Lancement des 12 jours d’action contre les violences faites aux femmes.

MONTRÉAL — Alors que la pandémie et le confinement qu’elle engendre ont fait croître la détresse des femmes victimes de violence conjugale, la Fédération des maisons d’hébergement pour femmes lance un appel particulier aux hommes.

La Fédération a en effet lancé, lundi à Montréal, sa campagne annuelle des 12 jours d’action contre les violences faites aux femmes, en présence de la ministre responsable de la Condition féminine, Isabelle Charest. 

Cette campagne se déroulera à compter de mercredi jusqu’au 6 décembre.

Cette année, la fédération lance un appel particulier aux hommes, qui peuvent être témoins de cette violence dans leur milieu de travail, auprès d’une amie, d’un membre de la famille, dans un lieu public ou autre.
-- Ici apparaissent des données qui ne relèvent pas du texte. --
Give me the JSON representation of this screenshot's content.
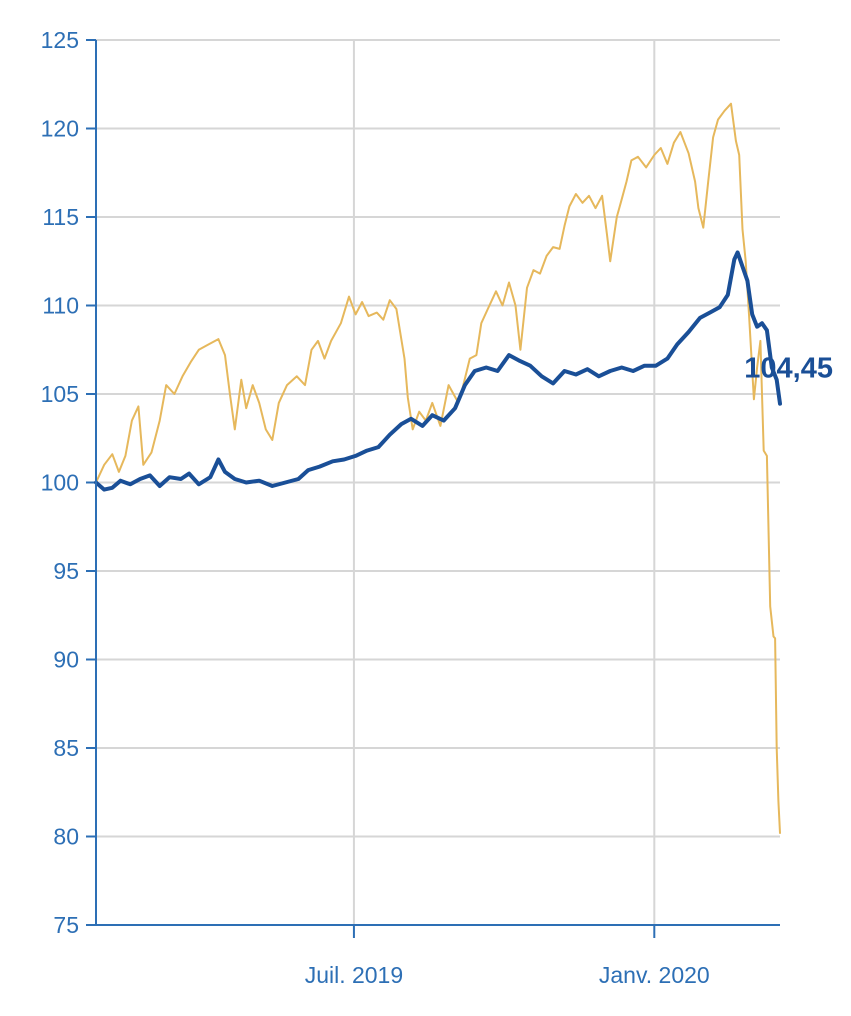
{
  "chart_data": {
    "type": "line",
    "title": "",
    "xlabel": "",
    "ylabel": "",
    "ylim": [
      75,
      125
    ],
    "yticks": [
      "75",
      "80",
      "85",
      "90",
      "95",
      "100",
      "105",
      "110",
      "115",
      "120",
      "125"
    ],
    "xlim": [
      "2019-01-24",
      "2020-03-18"
    ],
    "xticks": [
      {
        "date": "2019-07-01",
        "label": "Juil. 2019"
      },
      {
        "date": "2020-01-01",
        "label": "Janv. 2020"
      }
    ],
    "grid": true,
    "legend": "none",
    "end_label": "104,45",
    "series": [
      {
        "color": "#E6B85C",
        "points": [
          [
            "2019-01-24",
            100.0
          ],
          [
            "2019-01-29",
            101.0
          ],
          [
            "2019-02-03",
            101.6
          ],
          [
            "2019-02-07",
            100.6
          ],
          [
            "2019-02-11",
            101.5
          ],
          [
            "2019-02-15",
            103.5
          ],
          [
            "2019-02-19",
            104.3
          ],
          [
            "2019-02-22",
            101.0
          ],
          [
            "2019-02-27",
            101.7
          ],
          [
            "2019-03-04",
            103.5
          ],
          [
            "2019-03-08",
            105.5
          ],
          [
            "2019-03-13",
            105.0
          ],
          [
            "2019-03-18",
            106.0
          ],
          [
            "2019-03-23",
            106.8
          ],
          [
            "2019-03-28",
            107.5
          ],
          [
            "2019-04-03",
            107.8
          ],
          [
            "2019-04-09",
            108.1
          ],
          [
            "2019-04-13",
            107.2
          ],
          [
            "2019-04-16",
            105.0
          ],
          [
            "2019-04-19",
            103.0
          ],
          [
            "2019-04-23",
            105.8
          ],
          [
            "2019-04-26",
            104.2
          ],
          [
            "2019-04-30",
            105.5
          ],
          [
            "2019-05-04",
            104.5
          ],
          [
            "2019-05-08",
            103.0
          ],
          [
            "2019-05-12",
            102.4
          ],
          [
            "2019-05-16",
            104.5
          ],
          [
            "2019-05-21",
            105.5
          ],
          [
            "2019-05-27",
            106.0
          ],
          [
            "2019-06-01",
            105.5
          ],
          [
            "2019-06-05",
            107.5
          ],
          [
            "2019-06-09",
            108.0
          ],
          [
            "2019-06-13",
            107.0
          ],
          [
            "2019-06-17",
            108.0
          ],
          [
            "2019-06-23",
            109.0
          ],
          [
            "2019-06-28",
            110.5
          ],
          [
            "2019-07-02",
            109.5
          ],
          [
            "2019-07-06",
            110.2
          ],
          [
            "2019-07-10",
            109.4
          ],
          [
            "2019-07-15",
            109.6
          ],
          [
            "2019-07-19",
            109.2
          ],
          [
            "2019-07-23",
            110.3
          ],
          [
            "2019-07-27",
            109.8
          ],
          [
            "2019-08-01",
            107.0
          ],
          [
            "2019-08-03",
            104.8
          ],
          [
            "2019-08-06",
            103.0
          ],
          [
            "2019-08-10",
            104.0
          ],
          [
            "2019-08-14",
            103.5
          ],
          [
            "2019-08-18",
            104.5
          ],
          [
            "2019-08-23",
            103.2
          ],
          [
            "2019-08-28",
            105.5
          ],
          [
            "2019-09-03",
            104.5
          ],
          [
            "2019-09-06",
            105.5
          ],
          [
            "2019-09-10",
            107.0
          ],
          [
            "2019-09-14",
            107.2
          ],
          [
            "2019-09-17",
            109.0
          ],
          [
            "2019-09-21",
            109.8
          ],
          [
            "2019-09-26",
            110.8
          ],
          [
            "2019-09-30",
            110.0
          ],
          [
            "2019-10-04",
            111.3
          ],
          [
            "2019-10-08",
            110.0
          ],
          [
            "2019-10-11",
            107.5
          ],
          [
            "2019-10-15",
            111.0
          ],
          [
            "2019-10-19",
            112.0
          ],
          [
            "2019-10-23",
            111.8
          ],
          [
            "2019-10-27",
            112.8
          ],
          [
            "2019-10-31",
            113.3
          ],
          [
            "2019-11-04",
            113.2
          ],
          [
            "2019-11-07",
            114.5
          ],
          [
            "2019-11-10",
            115.6
          ],
          [
            "2019-11-14",
            116.3
          ],
          [
            "2019-11-18",
            115.8
          ],
          [
            "2019-11-22",
            116.2
          ],
          [
            "2019-11-26",
            115.5
          ],
          [
            "2019-11-30",
            116.2
          ],
          [
            "2019-12-03",
            114.0
          ],
          [
            "2019-12-05",
            112.5
          ],
          [
            "2019-12-09",
            115.0
          ],
          [
            "2019-12-12",
            116.0
          ],
          [
            "2019-12-15",
            117.0
          ],
          [
            "2019-12-18",
            118.2
          ],
          [
            "2019-12-22",
            118.4
          ],
          [
            "2019-12-27",
            117.8
          ],
          [
            "2020-01-01",
            118.5
          ],
          [
            "2020-01-05",
            118.9
          ],
          [
            "2020-01-09",
            118.0
          ],
          [
            "2020-01-13",
            119.2
          ],
          [
            "2020-01-17",
            119.8
          ],
          [
            "2020-01-22",
            118.6
          ],
          [
            "2020-01-26",
            117.0
          ],
          [
            "2020-01-28",
            115.5
          ],
          [
            "2020-01-31",
            114.4
          ],
          [
            "2020-02-03",
            117.0
          ],
          [
            "2020-02-06",
            119.5
          ],
          [
            "2020-02-09",
            120.5
          ],
          [
            "2020-02-13",
            121.0
          ],
          [
            "2020-02-17",
            121.4
          ],
          [
            "2020-02-20",
            119.3
          ],
          [
            "2020-02-22",
            118.5
          ],
          [
            "2020-02-24",
            114.3
          ],
          [
            "2020-02-26",
            112.5
          ],
          [
            "2020-02-28",
            109.5
          ],
          [
            "2020-03-02",
            104.7
          ],
          [
            "2020-03-04",
            106.5
          ],
          [
            "2020-03-06",
            108.0
          ],
          [
            "2020-03-08",
            101.8
          ],
          [
            "2020-03-10",
            101.5
          ],
          [
            "2020-03-12",
            93.0
          ],
          [
            "2020-03-14",
            91.3
          ],
          [
            "2020-03-15",
            91.2
          ],
          [
            "2020-03-16",
            85.0
          ],
          [
            "2020-03-17",
            82.0
          ],
          [
            "2020-03-18",
            80.2
          ]
        ]
      },
      {
        "color": "#1A4F97",
        "points": [
          [
            "2019-01-24",
            100.0
          ],
          [
            "2019-01-29",
            99.6
          ],
          [
            "2019-02-03",
            99.7
          ],
          [
            "2019-02-08",
            100.1
          ],
          [
            "2019-02-14",
            99.9
          ],
          [
            "2019-02-20",
            100.2
          ],
          [
            "2019-02-26",
            100.4
          ],
          [
            "2019-03-04",
            99.8
          ],
          [
            "2019-03-10",
            100.3
          ],
          [
            "2019-03-17",
            100.2
          ],
          [
            "2019-03-22",
            100.5
          ],
          [
            "2019-03-28",
            99.9
          ],
          [
            "2019-04-04",
            100.3
          ],
          [
            "2019-04-09",
            101.3
          ],
          [
            "2019-04-13",
            100.6
          ],
          [
            "2019-04-19",
            100.2
          ],
          [
            "2019-04-26",
            100.0
          ],
          [
            "2019-05-04",
            100.1
          ],
          [
            "2019-05-12",
            99.8
          ],
          [
            "2019-05-20",
            100.0
          ],
          [
            "2019-05-28",
            100.2
          ],
          [
            "2019-06-03",
            100.7
          ],
          [
            "2019-06-10",
            100.9
          ],
          [
            "2019-06-18",
            101.2
          ],
          [
            "2019-06-25",
            101.3
          ],
          [
            "2019-07-02",
            101.5
          ],
          [
            "2019-07-09",
            101.8
          ],
          [
            "2019-07-16",
            102.0
          ],
          [
            "2019-07-23",
            102.7
          ],
          [
            "2019-07-30",
            103.3
          ],
          [
            "2019-08-05",
            103.6
          ],
          [
            "2019-08-12",
            103.2
          ],
          [
            "2019-08-18",
            103.8
          ],
          [
            "2019-08-25",
            103.5
          ],
          [
            "2019-09-01",
            104.2
          ],
          [
            "2019-09-07",
            105.5
          ],
          [
            "2019-09-13",
            106.3
          ],
          [
            "2019-09-20",
            106.5
          ],
          [
            "2019-09-27",
            106.3
          ],
          [
            "2019-10-04",
            107.2
          ],
          [
            "2019-10-10",
            106.9
          ],
          [
            "2019-10-17",
            106.6
          ],
          [
            "2019-10-24",
            106.0
          ],
          [
            "2019-10-31",
            105.6
          ],
          [
            "2019-11-07",
            106.3
          ],
          [
            "2019-11-14",
            106.1
          ],
          [
            "2019-11-21",
            106.4
          ],
          [
            "2019-11-28",
            106.0
          ],
          [
            "2019-12-05",
            106.3
          ],
          [
            "2019-12-12",
            106.5
          ],
          [
            "2019-12-19",
            106.3
          ],
          [
            "2019-12-26",
            106.6
          ],
          [
            "2020-01-02",
            106.6
          ],
          [
            "2020-01-09",
            107.0
          ],
          [
            "2020-01-15",
            107.8
          ],
          [
            "2020-01-22",
            108.5
          ],
          [
            "2020-01-29",
            109.3
          ],
          [
            "2020-02-04",
            109.6
          ],
          [
            "2020-02-10",
            109.9
          ],
          [
            "2020-02-15",
            110.6
          ],
          [
            "2020-02-19",
            112.6
          ],
          [
            "2020-02-21",
            113.0
          ],
          [
            "2020-02-24",
            112.2
          ],
          [
            "2020-02-27",
            111.4
          ],
          [
            "2020-03-01",
            109.5
          ],
          [
            "2020-03-04",
            108.8
          ],
          [
            "2020-03-07",
            109.0
          ],
          [
            "2020-03-10",
            108.6
          ],
          [
            "2020-03-13",
            106.5
          ],
          [
            "2020-03-16",
            105.8
          ],
          [
            "2020-03-18",
            104.45
          ]
        ]
      }
    ]
  }
}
«Les hommes, c’est important. Jamais on ne va pouvoir contrer les violences faites aux femmes sans les hommes. Ils doivent être des modèles de comportement pour les jeunes hommes», a souligné la directrice de la fédération, Manon Monastesse, en conférence de presse.

Elle invite donc les hommes à parler haut et fort s’ils sont témoins de comportements inacceptables, s’ils entendent des blagues sexistes ou violentes. 

Les hommes sont d’ailleurs invités, eux aussi, à partager les affiches de cette campagne de la fédération et à signer le Manifeste des hommes alliés contre les violences envers les femmes, qui se trouve en ligne.

La campagne d’affichage est d’ailleurs déployée dans les abribus, sous le thème «il s’engage pour elles, et toi?». On y voit le visage d’un homme tuméfié ou qui est craquelé sur une moitié.

Au début de la pandémie de coronavirus, a noté Mme Monastesse, les maisons d’hébergement étaient inquiètes de constater que moins de femmes étaient hébergées en leurs murs. C’est qu’elles se trouvaient confinées à la maison, en présence souvent du conjoint violent, relève-t-elle.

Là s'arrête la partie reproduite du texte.